Hi, I am currently trying to familiarize myself with Wikimedia Commons uploads using OpenRefine 3.7.3 on Windows 10. My first use case is to upload additional image versions to existing Commons File objects.
Recently, I uploaded ~200 images with Pattypan. Accidentally, instead of the original image size, I uploaded smaller image versions. Now I would like to enhance the existing file objects with the original-sized images.
Is this possible with OpenRefine? My sample OR project has two rows. I reconciled the file name column with Wikimedia Commons. The file path column contains the path to the larger image version on my local disk. I created a schema that contains only file name and file path:
I am able to log in to Wikimedia Commons with a bot password. When I click "Upload edits to Wikibase", it looks like something is uploaded. But when I look at the File object, nothing has changed. Here is the output of the OpenRefine log:
17:55:01.612 [ refine] POST /command/wikidata/perform-wikibase-edits (6ms)
17:55:01.614 [..mWikibaseEditsOperation] Performing edits (2ms)
17:55:01.614 [..ting.EditBatchProcessor] Requesting documents (0ms)
17:55:02.665 [ refine] GET /command/core/get-history (1051ms)
17:55:02.677 [ refine] GET /command/core/get-project-metadata (12ms)
17:55:02.680 [ refine] GET /command/core/get-models (3ms)
17:55:02.683 [ refine] POST /command/core/get-all-preferences (3ms)
17:55:02.686 [ refine] POST /command/core/get-rows (3ms)
17:55:02.686 [ refine] POST /command/core/compute-facets (0ms)
17:55:02.704 [ refine] GET /command/core/get-preference (18ms)
17:55:02.722 [ refine] GET /command/core/get-csrf-token (18ms)
17:55:02.724 [ refine] POST /command/wikidata/preview-wikibase-schema (2ms)
Am I doing something wrong? Or is it simply not possible to upload additional file versions with OpenRefine?
I am afraid this is not a use case we support yet. But it would intuitively make sense to me to add support for that. I have opened a ticket about this: Support uploading new version of media files · Issue #5959 · OpenRefine/OpenRefine · GitHub
In the meantime, if Pattypan does not support uploading new version of files, perhaps the simplest option is to ask for deletion of that batch and reupload it?
Hi @antonin_d ,
Thank you very much! Adding this feature would be very helpful.
For the moment, I will try your suggested option.

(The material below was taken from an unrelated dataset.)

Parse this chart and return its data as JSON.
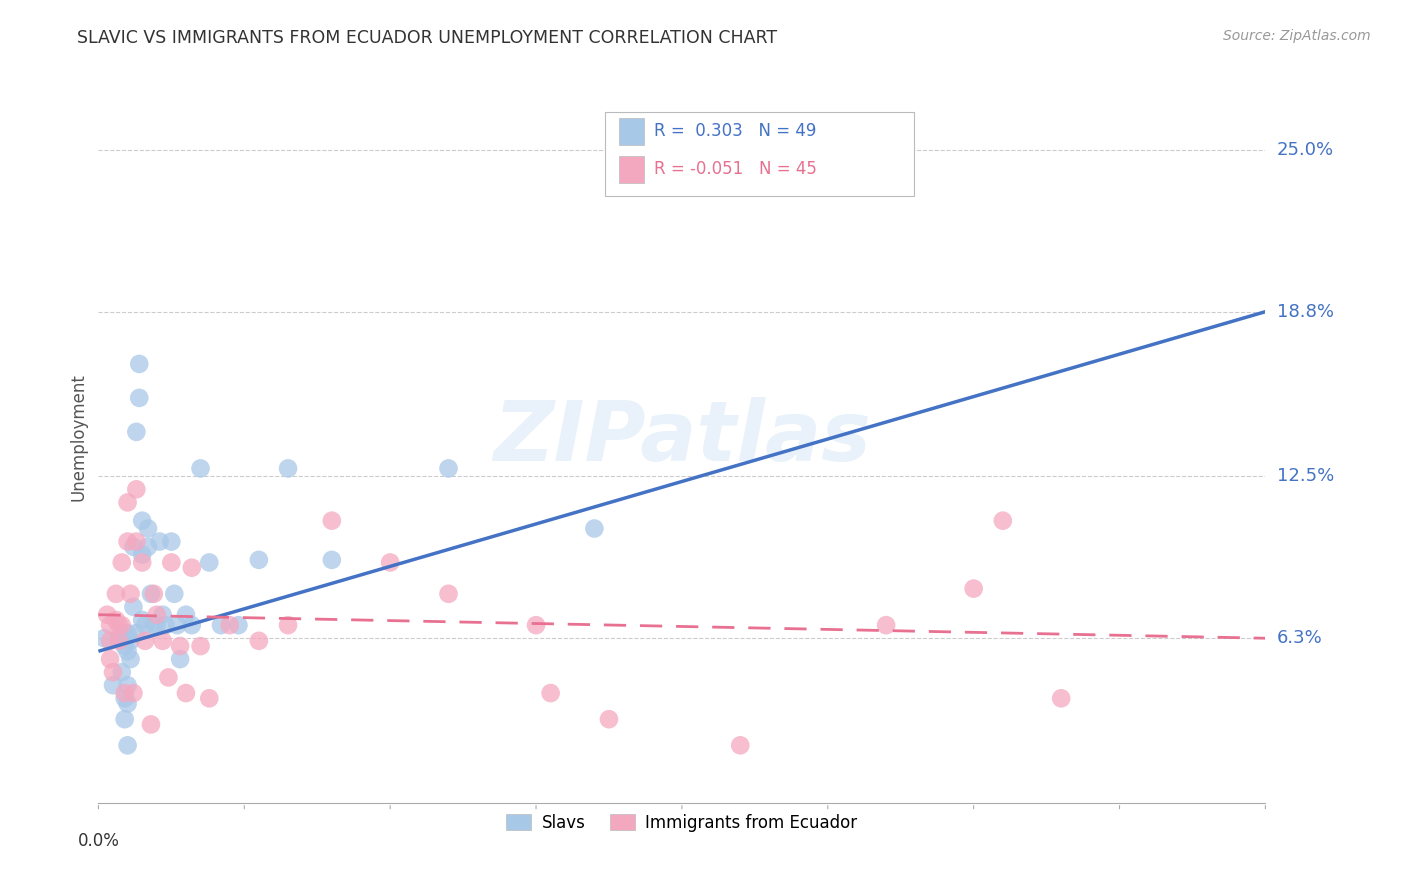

It's indeed a very valid request and your question made me curious! While developing Wikimedia Commons features in OpenRefine last year, we indeed briefly discussed allowing overwriting files, but then decided to not implement it (yet). I can't exactly remember why; perhaps just because of insufficient time and/or because I was not sure if it would be an often-requested use case.
Antonin's suggestion is indeed one possible approach at this moment (deletion request, and re-uploading), but if your files are already used to illustrate Wikipedia articles or Wikidata items, it would remove them there automatically too, which is a pity.
I think some Wikimedians do batch overwrites with a bot. I am currently asking around.
If there are not too many files, you could also individually manually overwrite them on each individual file page (yes, tedious, and not doable if you have hundreds or thousands of files...).
How is the usage of the integration with Wikicommons?
I tried last year match +100 pictures of Swedish PM and upload and it was not straight forward
- missed preview
- had to do a lot of cleaning afterwards feels easier just upload and match afterwards
It was pictures like in this folder Category:Porträttbok: Riksdagsmän 1906 - Wikimedia Commons
See GitHub - salgo60/spa2Commons: find pictures in SPA and upload on Wikicommons based on https://github.com/kaldari/iNaturalist2Commons
Those are fair questions and observations. I will soon announce a new project to create better documentation and train more people to use the features.
Very roughly, until now, the Commons features in OpenRefine have been used to upload 60,000+ files to Commons (most by GLAMs and Wikimedia affiliates). There have been around 250,000 OpenRefine-powered edits on Commons with OpenRefine 3.7.x so far.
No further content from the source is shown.